Carré d'agneau au four : la méthode complète
Un carré d’agneau se rôtit à four chaud, autour de 200 °C, entre 20 et 30 minutes selon son poids, pour un cœur rosé à 55 à 60 °C. Le reste tient à trois gestes : tempérer la pièce avant de l’enfourner, saisir le gras pour qu’il croustille, puis laisser reposer avant de trancher entre les manches.
Ce qu’un carré d’agneau réunit exactement
Le carré, c’est le dos de l’agneau laissé d’un seul tenant, os compris. Un ovin porte treize paires de côtes selon la-viande.fr, mais toutes ne finissent pas dans un carré à rôtir. Les quatre côtes premières, situées côté selle, forment le haut du panier : noix ronde, peu de gras, manche long et régulier.
Comme quatre côtes nourrissent à peine deux convives, les bouchers y ajoutent les secondes pour composer un carré de six à huit côtes. La différence se voit à la bande grasse qui court le long du manche, un peu plus large sur les secondes. Elle fond au four et arrose la chair, ce qui n’a rien d’un défaut.
Ce détail de composition change la cuisson. Un carré de premières pures chauffe vite et sèche vite. Un carré mixte, plus gras sur la moitié arrière, pardonne quelques minutes de trop. Si la géographie de l’animal vous échappe encore, notre carte des morceaux de l’agneau situe chaque pièce et son mode de cuisson.

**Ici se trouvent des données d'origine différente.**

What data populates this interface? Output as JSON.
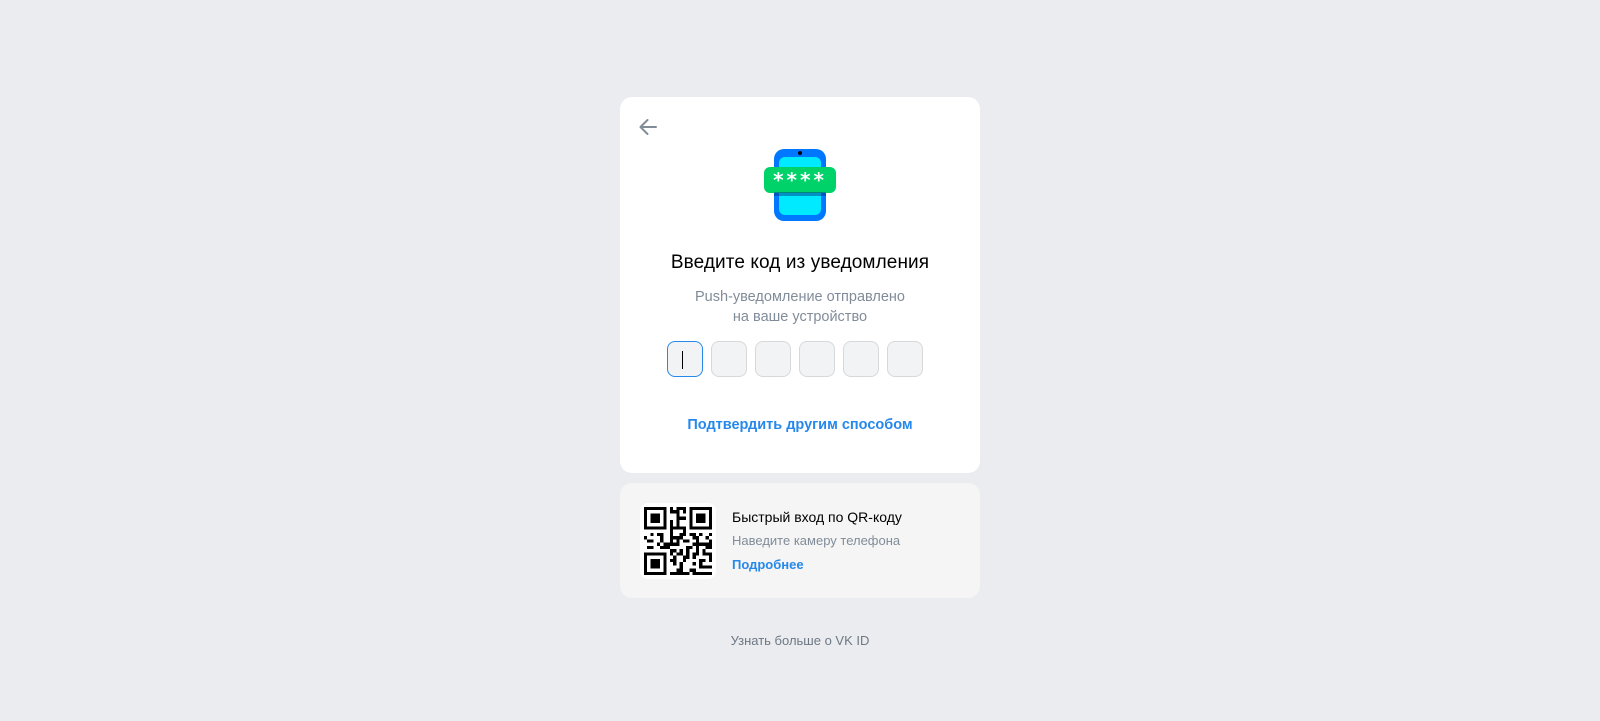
{
  "card": {
    "back_icon": "arrow-left-icon",
    "illustration_icon": "phone-password-icon",
    "illustration_text": "****",
    "title": "Введите код из уведомления",
    "subtitle_line1": "Push-уведомление отправлено",
    "subtitle_line2": "на ваше устройство",
    "code_cells": [
      "",
      "",
      "",
      "",
      "",
      ""
    ],
    "alt_link": "Подтвердить другим способом"
  },
  "qr": {
    "icon": "qr-code-icon",
    "title": "Быстрый вход по QR-коду",
    "subtitle": "Наведите камеру телефона",
    "more_link": "Подробнее"
  },
  "footer": {
    "link": "Узнать больше о VK ID"
  },
  "colors": {
    "background": "#ebecf0",
    "accent": "#2688eb",
    "secondary_text": "#818c99",
    "illustration_phone": "#0077ff",
    "illustration_screen": "#00eaff",
    "illustration_badge": "#00d26a"
  }
}
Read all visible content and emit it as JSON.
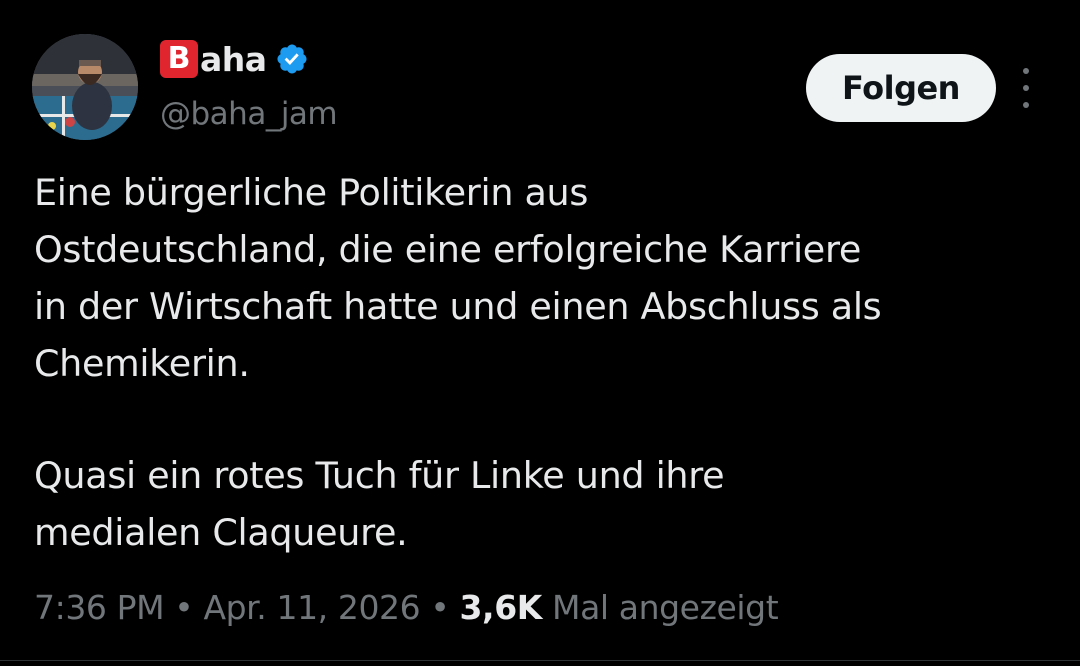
{
  "author": {
    "badge_letter": "B",
    "name_rest": "aha",
    "handle": "@baha_jam",
    "verified": true,
    "badge_color": "#e0252f",
    "verified_color": "#1d9bf0"
  },
  "actions": {
    "follow_label": "Folgen",
    "more_icon": "more-vertical-icon"
  },
  "tweet": {
    "paragraph1": [
      "Eine bürgerliche Politikerin aus",
      "Ostdeutschland, die eine erfolgreiche Karriere",
      "in der Wirtschaft hatte und einen Abschluss als",
      "Chemikerin."
    ],
    "paragraph2": [
      "Quasi ein rotes Tuch für Linke und ihre",
      "medialen Claqueure."
    ]
  },
  "meta": {
    "time": "7:36 PM",
    "separator": "•",
    "date": "Apr. 11, 2026",
    "views_count": "3,6K",
    "views_label": "Mal angezeigt"
  },
  "colors": {
    "background": "#000000",
    "text_primary": "#e7e9ea",
    "text_secondary": "#71767b",
    "button_bg": "#eff3f4",
    "button_text": "#0f1419"
  }
}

Les manches grattés, dits à la française
La coupe à la française consiste à dégager l’os de chaque côte sur trois à quatre centimètres, à retirer la chair et la membrane entre les manches, puis à gratter l’os jusqu’à le rendre blanc. Le résultat est visuel autant que pratique : la pièce se tranche sans buter sur des lambeaux, et chaque côte se tient à la main.
Le boucher fait ce travail en quelques minutes, gratuitement, à condition d’être prévenu. Demandez aussi qu’il retire la chaînette, ce cordon de muscle et de nerf collé au bord de la noix, et qu’il entaille légèrement l’échine pour faciliter la découpe finale.

Combien de côtes prévoir
Le repère de comptoir tient en une ligne : deux côtes par personne sur un carré de côtes premières, trois si l’appétit est franc ou si le repas se passe d’entrée. Les carrés vendus prêts à cuire affichent souvent quatre côtes pour environ 350 g, ce qui donne une base de calcul simple.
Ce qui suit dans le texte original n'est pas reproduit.